Similarity!

• Creating rooms
• Joining rooms with codes
• Starting the game if admin
• Rating songs simultaneously with other players
• Seeing similarity values to other players
• Seeing clusters/groups of other players with similar song preferences

I used Vue and the standard HTML/CSS/JS on the frontend. On the backend, I used Node.js with Express.js to statically serve the files. To add the game functionality with players and rooms, I connected the backend and frontend with Socket.io. When I presented this to my class, it was hosted on a Raspberry Pi.

The distance between two points in \(R^2\) on an (\(x\), \(y\)) coordinate plane can be calculated with

\[ \sqrt{(x1 - x2)^2 + (y1 - y2)^2} \]

The distance between two points in R³ in an (x, y, z) coordinate space can be calculated with

\[ \sqrt{(x1 - x2)^2 + (y1 - y2)^2 + (z1 - z2)^2} \]

This can naturally be extended to an \(R^n\) space. Just continue performing \((d1 - d2)^2\), summing it with the other dimensions, and square rooting the sum. This is how the similarity score is calculated; the euclidian distance is measured between two points in an \(R^10\) space since there are 10 questions. For each dimension, the minumum and maximum values are 1 and 5 respectively, which match the scores that players can rate a song with. The euclidian distance is calculated for each combination of players.

When the server has the euclidian distances between the players, it begins performing the clustering computations. It represents each player as a node, and the distances between them as weighted edges. Since a smaller value means a stronger connection, we must invert the value. To achieve this, we define a threshold \(T\). If the edge is greater than \(T\), we represent the edge as 0. Else, the edge is represented with \(T - value\). We can then perform clustering on the graph.

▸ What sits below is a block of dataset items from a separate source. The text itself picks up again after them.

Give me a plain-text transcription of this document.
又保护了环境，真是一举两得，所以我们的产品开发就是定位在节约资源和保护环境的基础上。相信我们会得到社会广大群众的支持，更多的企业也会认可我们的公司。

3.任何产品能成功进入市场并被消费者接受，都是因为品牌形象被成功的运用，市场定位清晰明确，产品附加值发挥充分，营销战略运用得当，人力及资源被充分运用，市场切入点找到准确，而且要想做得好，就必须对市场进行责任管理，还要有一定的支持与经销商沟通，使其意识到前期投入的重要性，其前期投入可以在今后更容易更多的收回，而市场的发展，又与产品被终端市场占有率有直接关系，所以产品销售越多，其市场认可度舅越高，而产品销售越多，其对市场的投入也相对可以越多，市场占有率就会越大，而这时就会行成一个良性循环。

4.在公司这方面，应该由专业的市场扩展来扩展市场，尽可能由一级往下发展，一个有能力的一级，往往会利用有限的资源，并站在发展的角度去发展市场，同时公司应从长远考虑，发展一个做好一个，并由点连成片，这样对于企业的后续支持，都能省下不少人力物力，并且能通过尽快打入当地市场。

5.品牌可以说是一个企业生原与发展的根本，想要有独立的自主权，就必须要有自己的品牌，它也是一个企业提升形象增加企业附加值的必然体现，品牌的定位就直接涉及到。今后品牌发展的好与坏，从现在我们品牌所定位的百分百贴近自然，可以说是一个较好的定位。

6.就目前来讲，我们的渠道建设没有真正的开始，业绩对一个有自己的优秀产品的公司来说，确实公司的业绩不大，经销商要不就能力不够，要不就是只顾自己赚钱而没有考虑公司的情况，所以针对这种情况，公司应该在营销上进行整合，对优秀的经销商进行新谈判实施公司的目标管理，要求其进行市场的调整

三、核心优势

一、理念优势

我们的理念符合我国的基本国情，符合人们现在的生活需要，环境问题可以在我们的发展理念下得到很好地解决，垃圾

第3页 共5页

We represent the relationships between the players with an \(N^2\) sized adjacency matrix \(A\), representing the weighted graph. From \(A\), we create the diagonal matrix \(D\) by summing the number of entries in each row of \(A\) and placing that on the diagonal entry in the corresponding row of \(D\). We then create the Laplacian matrix \(L\) by performing \(L=D-A\). We then solve for the eigenvalues of \(L\), and their corresponding eigenvectors. We retrieve the second-smallest eigenvalue and its corresponding eigenvector, then discretize the values of the eigenvector to positive or negative. Each entry in the discretized eigenvector corresponds to the ith player. We group players of the same sign together, giving us two groups, or clusters.

If we want to further partition our clusters, we go to the next largest eigenvalue and discretize its corresponding eigenvector. We then combine the eigenvectors and partition players based on their sets of signs. In this game, at most two levels of clustering take place, giving us a maximum of four clusters.